Once again voters are being scolded by the governing class for behaving in a manner considered inconvenient for the latter. This time it’s the mass shift to voting early — a movement that’s been underway for several elections and which is increasingly terrifying political parties and paternalists with fixed ideas about how democracy should function.
In Australia’s version of democracy, the major political parties are paid for each vote they get, on top of the unlimited donations they can receive from those looking to purchase influence. The same parties have made voting compulsory, maximising this revenue — which in turn is handed to the media — and back that up with systems like automatic enrolment using drivers’ licences to ensure any recalcitrants can’t escape.
This has pushed the proportion of people enrolled to vote to over 95% in the last two years. The parties also require preferential voting, so that in nearly every seat, even if you don’t want to vote, eventually flows back to a major party — although they don’t get the money if you don’t vote for them.
It’s not all the fault of political parties that we’ve ended up with a democracy that works as a money funnel to them. The abandonment of political engagement by the electorate over the last 50 years is to blame as well — we no longer have anything like the mass membership political party system of the 1950s. But parties have made the most of a bad situation.
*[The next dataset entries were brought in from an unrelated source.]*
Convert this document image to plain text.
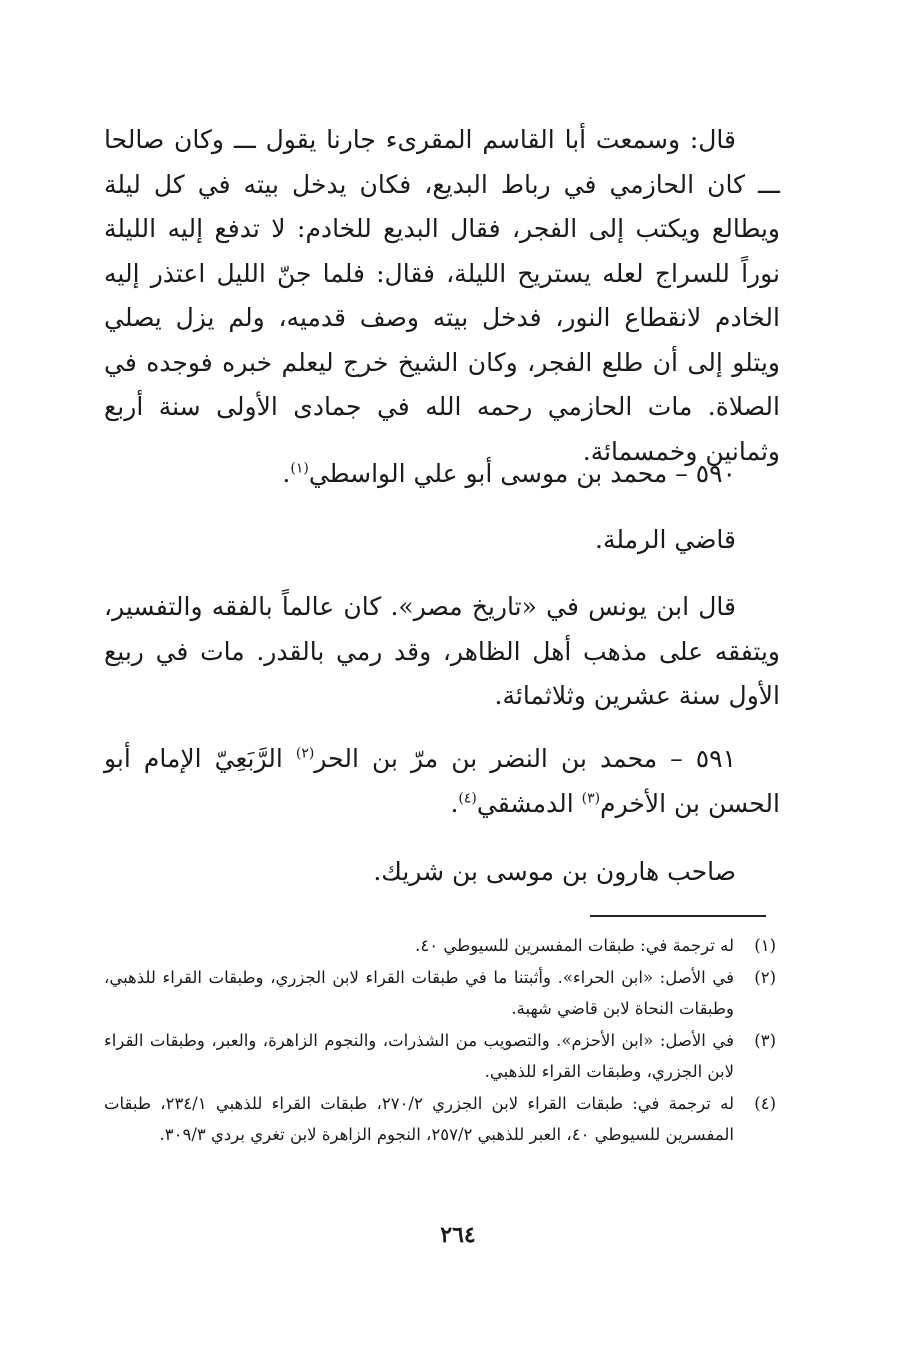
قال: وسمعت أبا القاسم المقرىء جارنا يقول ـــ وكان صالحا ـــ كان الحازمي في رباط البديع، فكان يدخل بيته في كل ليلة ويطالع ويكتب إلى الفجر، فقال البديع للخادم: لا تدفع إليه الليلة نوراً للسراج لعله يستريح الليلة، فقال: فلما جنّ الليل اعتذر إليه الخادم لانقطاع النور، فدخل بيته وصف قدميه، ولم يزل يصلي ويتلو إلى أن طلع الفجر، وكان الشيخ خرج ليعلم خبره فوجده في الصلاة. مات الحازمي رحمه الله في جمادى الأولى سنة أربع وثمانين وخمسمائة.

٥٩٠ – محمد بن موسى أبو علي الواسطي$^{(١)}$.

قاضي الرملة.

قال ابن يونس في «تاريخ مصر». كان عالماً بالفقه والتفسير، ويتفقه على مذهب أهل الظاهر، وقد رمي بالقدر. مات في ربيع الأول سنة عشرين وثلاثمائة.

٥٩١ – محمد بن النضر بن مرّ بن الحر$^{(٢)}$ الرَّبَعِيّ الإمام أبو الحسن بن الأخرم$^{(٣)}$ الدمشقي$^{(٤)}$.

صاحب هارون بن موسى بن شريك.

(١)
له ترجمة في: طبقات المفسرين للسيوطي ٤٠.
(٢)
في الأصل: «ابن الحراء». وأثبتنا ما في طبقات القراء لابن الجزري، وطبقات القراء للذهبي، وطبقات النحاة لابن قاضي شهبة.
(٣)
في الأصل: «ابن الأحزم». والتصويب من الشذرات، والنجوم الزاهرة، والعبر، وطبقات القراء لابن الجزري، وطبقات القراء للذهبي.
(٤)
له ترجمة في: طبقات القراء لابن الجزري ٢٧٠/٢، طبقات القراء للذهبي ٢٣٤/١، طبقات المفسرين للسيوطي ٤٠، العبر للذهبي ٢٥٧/٢، النجوم الزاهرة لابن تغري بردي ٣٠٩/٣.
٢٦٤
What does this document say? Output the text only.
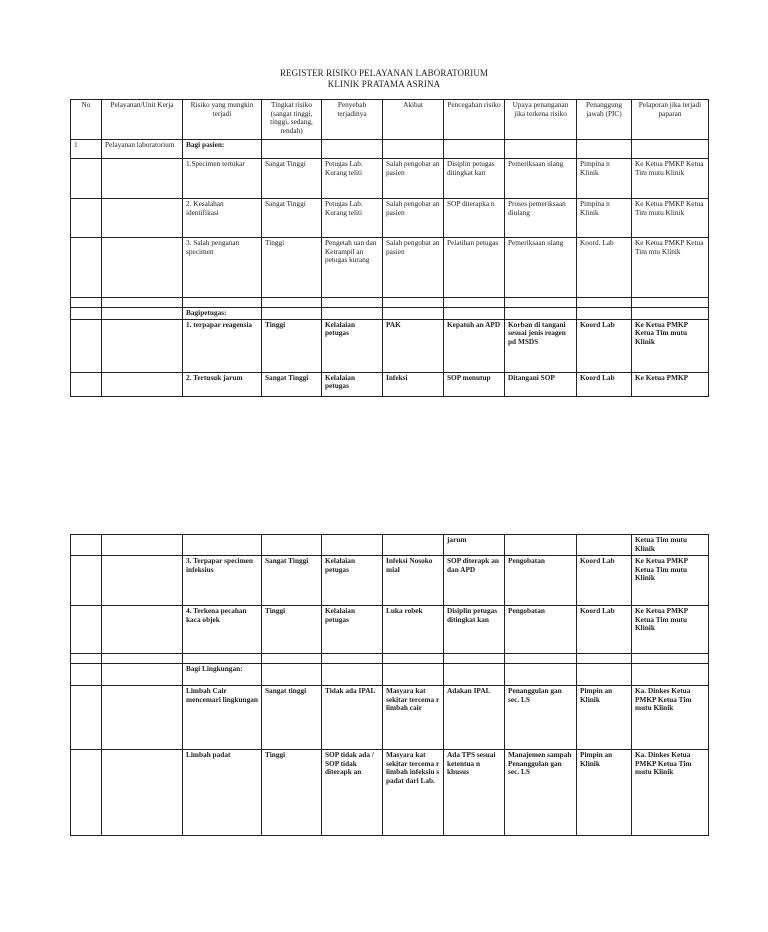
REGISTER RISIKO PELAYANAN LABORATORIUM
KLINIK PRATAMA ASRINA
No	Pelayanan/Unit Kerja	Risiko yang mungkin terjadi	Tingkat risiko (sangat tinggi, tinggi, sedang, rendah)	Penyebab terjadinya	Akibat	Pencegahan risiko	Upaya penanganan jika terkena risiko	Penanggung jawab (PIC)	Pelaporan jika terjadi paparan
1	Pelayanan laboratorium	Bagi pasien:							
		1.Specimen tertukar	Sangat Tinggi	Petugas Lab. Kurang teliti	Salah pengobat an pasien	Disiplin petugas ditingkat kan	Pemeriksaan ulang	Pimpina n Klinik	Ke Ketua PMKP Ketua Tim mutu Klinik
		2. Kesalahan identifikasi	Sangat Tinggi	Petugas Lab. Kurang teliti	Salah pengobat an pasien	SOP diterapka n	Proses pemeriksaan diulang	Pimpina n Klinik	Ke Ketua PMKP Ketua Tim mutu Klinik
		3. Salah penganan specimen	Tinggi	Pengetah uan dan Ketrampil an petugas kurang	Salah pengobat an pasien	Pelatihan petugas	Pemeriksaan ulang	Koord. Lab	Ke Ketua PMKP Ketua Tim mtu Klinik

		Bagipetugas:							
		1. terpapar reagensia	Tinggi	Kelalaian petugas	PAK	Kepatuh an APD	Korban di tangani sesuai jenis reagen pd MSDS	Koord Lab	Ke Ketua PMKP Ketua Tim mutu Klinik
		2. Tertusuk jarum	Sangat Tinggi	Kelalaian petugas	Infeksi	SOP menutup	Ditangani SOP	Koord Lab	Ke Ketua PMKP
						jarum			Ketua Tim mutu Klinik
		3. Terpapar specimen infeksius	Sangat Tinggi	Kelalaian petugas	Infeksi Nosoko mial	SOP diterapk an dan APD	Pengobatan	Koord Lab	Ke Ketua PMKP Ketua Tim mutu Klinik
		4. Terkena pecahan kaca objek	Tinggi	Kelalaian petugas	Luka robek	Disiplin petugas ditingkat kan	Pengobatan	Koord Lab	Ke Ketua PMKP Ketua Tim mutu Klinik

		Bagi Lingkungan:							
		Limbah Cair mencemari lingkungan	Sangat tinggi	Tidak ada IPAL	Masyara kat sekitar tercema r limbah cair	Adakan IPAL	Penanggulan gan sec. LS	Pimpin an Klinik	Ka. Dinkes Ketua PMKP Ketua Tim mutu Klinik
		Limbah padat	Tinggi	SOP tidak ada / SOP tidak diterapk an	Masyara kat sekitar tercema r limbah infeksiu s padat dari Lab.	Ada TPS sesuai ketentua n khusus	Manajemen sampah Penanggulan gan sec. LS	Pimpin an Klinik	Ka. Dinkes Ketua PMKP Ketua Tim mutu Klinik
Accordingly, for most Australians, the clearest signal that they don’t regard the political system as having any relationship to their lives or any purpose for them, is not available. In other countries, you can simply not turn up to vote. Here, you get hassled and fined. Despite that compulsion, the actual turnout of voters has fallen significantly — in 2007, nearly 95% of eligible voters turned out; in 2016, it was barely 91% — a full two percentage points down on 2013.Australians demonstrate their disengagement and alienation from the system in other ways, too. The level of support for minor parties and independents, as everyone knows, has hit record highs, with nearly a quarter of voters opting to support someone other than a major party candidate in 2016. And, as predicted, pre-poll voting is setting new records this election, with more than 375,000 people having already voted — up two-thirds on the number at the same stage of the 2016 election, which was itself a new high.
That has left political parties — and much of the governing class — fuming. Parties used to structure campaigns around a five week, or longer, timetable; 2019 has been segmented into two quite different stages, a phoney war up to the end of the Easter holidays, and then the real battle over the last three weeks.
Voters charging off to vote before the real campaign has barely even started is wholly disruptive, and means that every day that goes by, parties’ advertising dollars, including Clive Palmer’s, reach fewer people who haven’t yet voted. It also requires massive resources to staff pre-poll voting centres to hand out how-to-vote cards — which draws volunteers away from doorknocking. That’s why the Joint Committee on Electoral Matters, controlled by the major parties, recommended after the 2016 election that pre-poll voting be curbed to just two weeks.
The idea of voters having the freedom to vote whenever they like is also alarming non-politicians. How can they vote before the parties release all their policies or the final costings for them?! “Early voters almost certainly cast their vote with incomplete knowledge of what the parties and candidates are offering. Gaffes and scandals late in the campaign may also become less electorally damaging,” warned two academics. “Our entire system of representative democracy … is seriously undermined by convenience voting,” said a Nine journalist. “There’s no reason why they can’t wait and vote with the rest of us.” Another academic suggested early voting prevented people from properly considering their vote, and that potentially “undermines an important social cohesion process, emphasising collectivity and equality, which is the point of having elections in the first place.” All of them mentioned election day BBQs, with one warning of the impact on community groups of lower election sausage revenue.
Then there was the failed minor party candidate who tried to overturn an election result because early voting distorted “every candidate’s right to influence the decision-making process of electors”.
That sums up the entire complaint about pre-poll voting — that voters are daring to demonstrate agency, rather than act as passive recipients of manipulation by the governing class. Rather than seek to address why voters increasingly regard voting as a chore to be dispensed with as quickly as possible — reflecting their disaffection toward a political-economic system that many don’t believe serves them — the instinctive reaction of elites is to scold and regulate.